FAQ: Creating your brand as a customer-focused application
Thursday, March 17th, 2011In a previous post, Brand strategy: create your entire brand as a customer-focused application, I set forth the advantages of developing your brand as an application to move customers forward. In this FAQ I’ll answer some basic questions about this approach.
How does the application approach for brands differ from traditional brand approaches?
In the application approach the brand is a customer enabler. It incorporates dimensions of innovation that can move customers forward by making them better off. It does so as part of a joint venture with customers, an act of teaming rather than an act of selling. This is quite different from conventional brand approaches which treat brands as a structure of meaning to be communicated, or as a persuasion package to influence how customers feel and think.
Why is the application approach better?
The application approach incorporates a complete brand/customer strategy. The brand goal is to make customers better off through innovations that advance customers beyond the reach of competitors. Example: iPod and iTunes advanced customers beyond the CD, and beyond less integrated music players. They moved their customers to a new market space (category) where competitors couldn’t (easily) follow—and, where life was much, much better for customers.
The application approach also anchors the brand in company operations. We have one brand approach for company vision, values and operations that we leverage into the customer sphere. The brand is the backbone from the lowest employee to the highest customer.
What role do ad agencies play in the application approach?
They become app agencies.
Why must the brand be geared to innovation?
Gearing your brand to innovation can confer strategic advantage. Your brand helps deliver value that advances customers into new realms (markets) where competitors can’t follow. You make customers exclusively better off. If your brand can’t innovate, you are condemned to ad campaigns to make your brand “work” —while your customers are going nowhere. Eventually, the only way they can move forward is to leave.
Aren’t all brands applications of some sort?
Yes they are. Most brand programs are applications. Customer service is a common brand application. Community programs can be applications, too. These will be piecemeal and inefficient applications, however, unless the entire brand is developed as a focused application to move customers forward. The good news is that your existing brand infrastructure may facilitate the transition.
What about brand relationships?
In the application approach, a brand creates customer relationships through its structured customer interactions. These relationships become sustainable when the brand delivers value that moves customers forward. They are more strategic compared to relationships formed using the brand identity model, where what the brand “is” (or what it represents) forms the basis of relationships. Thus, a brand trying to become an “icon” is at a disadvantage to a brand developed as an application (other things being equal.) The icon is fixed. The application moves forward on customer feet. It can explore new types of brand relationships because it’s made to be iterative, collaborative and open to prototyping.
What about brand experience?
The application approach offers the best platform for creating strategic brand experiences. You will have a single, unified brand application that runs the business and makes customers better off.
Can the application approach scale the brand to new levels and new markets?

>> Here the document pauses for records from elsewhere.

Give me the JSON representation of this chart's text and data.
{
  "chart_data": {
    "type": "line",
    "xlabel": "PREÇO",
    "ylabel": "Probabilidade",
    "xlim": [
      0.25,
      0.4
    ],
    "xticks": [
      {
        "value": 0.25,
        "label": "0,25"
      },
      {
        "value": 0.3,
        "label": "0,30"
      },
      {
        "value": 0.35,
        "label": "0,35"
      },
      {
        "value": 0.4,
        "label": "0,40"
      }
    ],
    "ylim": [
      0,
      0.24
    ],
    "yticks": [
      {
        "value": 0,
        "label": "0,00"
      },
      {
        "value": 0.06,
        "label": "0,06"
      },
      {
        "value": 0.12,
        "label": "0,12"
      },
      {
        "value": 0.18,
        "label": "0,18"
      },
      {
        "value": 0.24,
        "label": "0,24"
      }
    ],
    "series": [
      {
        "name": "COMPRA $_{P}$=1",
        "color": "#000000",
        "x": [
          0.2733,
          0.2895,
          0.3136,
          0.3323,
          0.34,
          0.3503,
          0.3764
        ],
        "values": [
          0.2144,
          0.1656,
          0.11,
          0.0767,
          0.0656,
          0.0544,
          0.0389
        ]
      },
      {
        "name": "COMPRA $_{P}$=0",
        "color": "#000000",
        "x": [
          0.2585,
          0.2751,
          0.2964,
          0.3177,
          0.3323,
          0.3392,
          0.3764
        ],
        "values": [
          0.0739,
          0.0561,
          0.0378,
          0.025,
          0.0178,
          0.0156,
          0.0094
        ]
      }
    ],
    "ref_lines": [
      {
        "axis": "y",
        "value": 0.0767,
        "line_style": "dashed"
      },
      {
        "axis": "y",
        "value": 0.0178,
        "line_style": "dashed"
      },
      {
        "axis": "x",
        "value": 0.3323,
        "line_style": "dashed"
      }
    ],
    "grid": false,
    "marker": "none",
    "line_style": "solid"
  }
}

Yes. That is one of its primary benefits. It is designed to scale. And it can pivot.
Does the application approach entail a different definition of brand?
Yes. It defines the brand as a method of creating value. The brand goal is to create new forms of customer value that advance customers into new market spaces that competitors can’t reach. As a method for creating value, the brand equation is Company Potential X Customer Potential. The brand works as a single, integrated and systematic method to optimize company performance and customer performance. (A philosophical tenet of the application approach is that a company is only as good as its customers.)
Does the application approach change the context of the brand team?
Yes. The brand team acts more like developers than communicators. Instead of “building” a brand as a structure of meaning to be communicated, we develop it dynamically as an enabling platform, through strategic acts of innovation, in concert with customers. The brand team works shoulder to shoulder with product teams through product development and delivery. Ideally, the brand team leads product development. Through the brand team product development becomes customer development.